The jury by its verdict found the defendant guilty of negligence. The defendant contends that the plaintiff was an experienced farm laborer and that he knew the danger and assumed the risk of his employment. Nowhere in the record is there any evidence that the plaintiff had been warned of any danger in connection with his activities on or about the combine. The question of whether a minor employee who is injured in the course of his employment is of such age, intelligence, discretion, and judgment that he ought to understand the dangers in working around a combine, and therefore assumes the risk of such work, is ordinarily one for the jury. The question of whether the plaintiff, by reason of his past experience, was a skilled and experienced farm laborer in spite of the fact that he was a minor and thus should have comprehended the danger so that neither warning nor instruction was necessary, is a question for the jury. Chopin v. Badger Paper Co., 83 Wis. 192, 53 N.W. 452.

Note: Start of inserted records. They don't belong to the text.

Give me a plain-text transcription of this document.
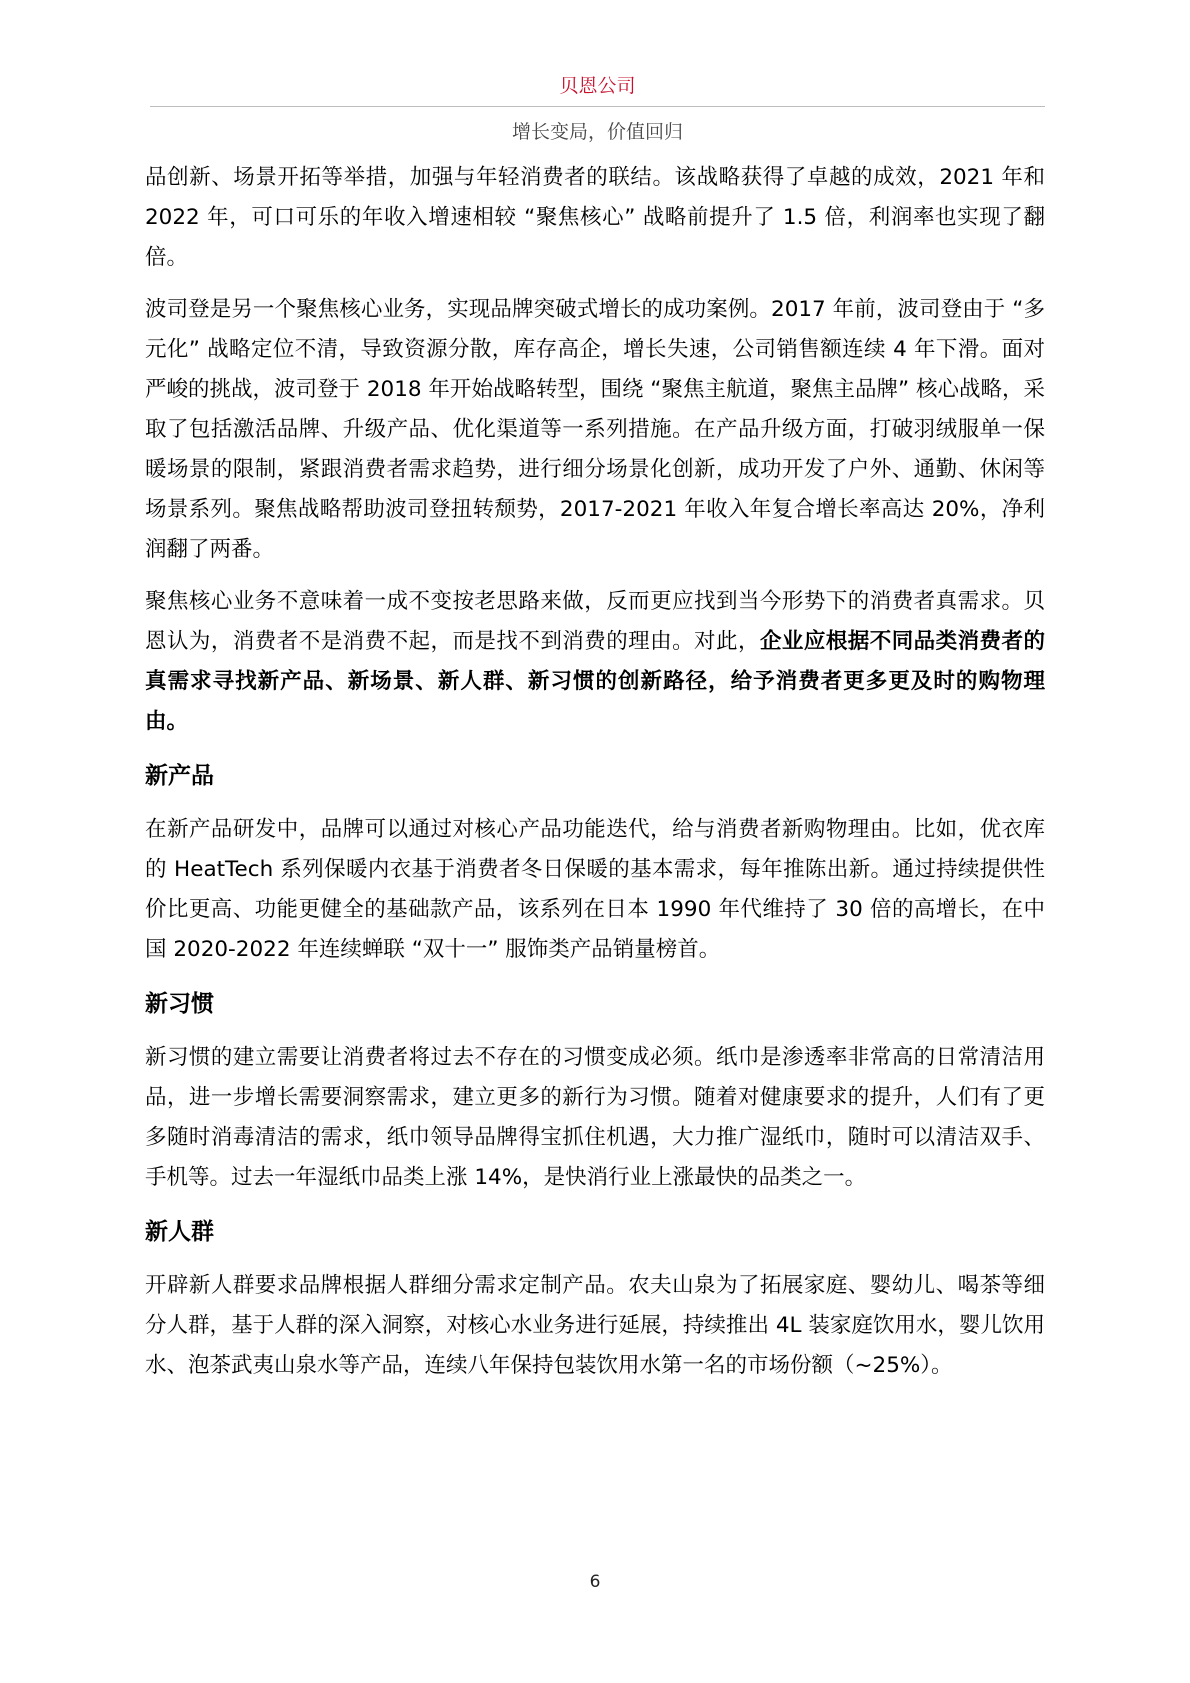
贝恩公司
增长变局，价值回归

品创新、场景开拓等举措，加强与年轻消费者的联结。该战略获得了卓越的成效，2021 年和 2022 年，可口可乐的年收入增速相较 “聚焦核心” 战略前提升了 1.5 倍，利润率也实现了翻倍。

波司登是另一个聚焦核心业务，实现品牌突破式增长的成功案例。2017 年前，波司登由于 “多元化” 战略定位不清，导致资源分散，库存高企，增长失速，公司销售额连续 4 年下滑。面对严峻的挑战，波司登于 2018 年开始战略转型，围绕 “聚焦主航道，聚焦主品牌” 核心战略，采取了包括激活品牌、升级产品、优化渠道等一系列措施。在产品升级方面，打破羽绒服单一保暖场景的限制，紧跟消费者需求趋势，进行细分场景化创新，成功开发了户外、通勤、休闲等场景系列。聚焦战略帮助波司登扭转颓势，2017-2021 年收入年复合增长率高达 20%，净利润翻了两番。

聚焦核心业务不意味着一成不变按老思路来做，反而更应找到当今形势下的消费者真需求。贝恩认为，消费者不是消费不起，而是找不到消费的理由。对此，企业应根据不同品类消费者的真需求寻找新产品、新场景、新人群、新习惯的创新路径，给予消费者更多更及时的购物理由。

新产品

在新产品研发中，品牌可以通过对核心产品功能迭代，给与消费者新购物理由。比如，优衣库的 HeatTech 系列保暖内衣基于消费者冬日保暖的基本需求，每年推陈出新。通过持续提供性价比更高、功能更健全的基础款产品，该系列在日本 1990 年代维持了 30 倍的高增长，在中国 2020-2022 年连续蝉联 “双十一” 服饰类产品销量榜首。

新习惯

新习惯的建立需要让消费者将过去不存在的习惯变成必须。纸巾是渗透率非常高的日常清洁用品，进一步增长需要洞察需求，建立更多的新行为习惯。随着对健康要求的提升，人们有了更多随时消毒清洁的需求，纸巾领导品牌得宝抓住机遇，大力推广湿纸巾，随时可以清洁双手、手机等。过去一年湿纸巾品类上涨 14%，是快消行业上涨最快的品类之一。

新人群

开辟新人群要求品牌根据人群细分需求定制产品。农夫山泉为了拓展家庭、婴幼儿、喝茶等细分人群，基于人群的深入洞察，对核心水业务进行延展，持续推出 4L 装家庭饮用水，婴儿饮用水、泡茶武夷山泉水等产品，连续八年保持包装饮用水第一名的市场份额（~25%）。

6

Thus, where there is evidence of negligence on the part of an employer, and the further question of whether a minor employee who is injured in the course of his employment was of such age, intelligence, discretion, and judgment that he should have understood the dangers in working around a combine, is before the jury, the findings of the jury on the question of negligence and contributory negligence will not be disturbed on appeal. The evidence here before the court was such that reasonable men could well draw different conclusions on the matter of negligence and contributory negligence. Under such circumstances, the findings of the jury will not be disturbed.
Under the facts disclosed by the record, we find that the trial court did not err in denying the defendant's motion for judgment notwithstanding the verdict. The order appealed from and the judgment are affirmed.
SATHRE, C. J., and MORRIS, BURKE and TEIGEN, JJ., concur.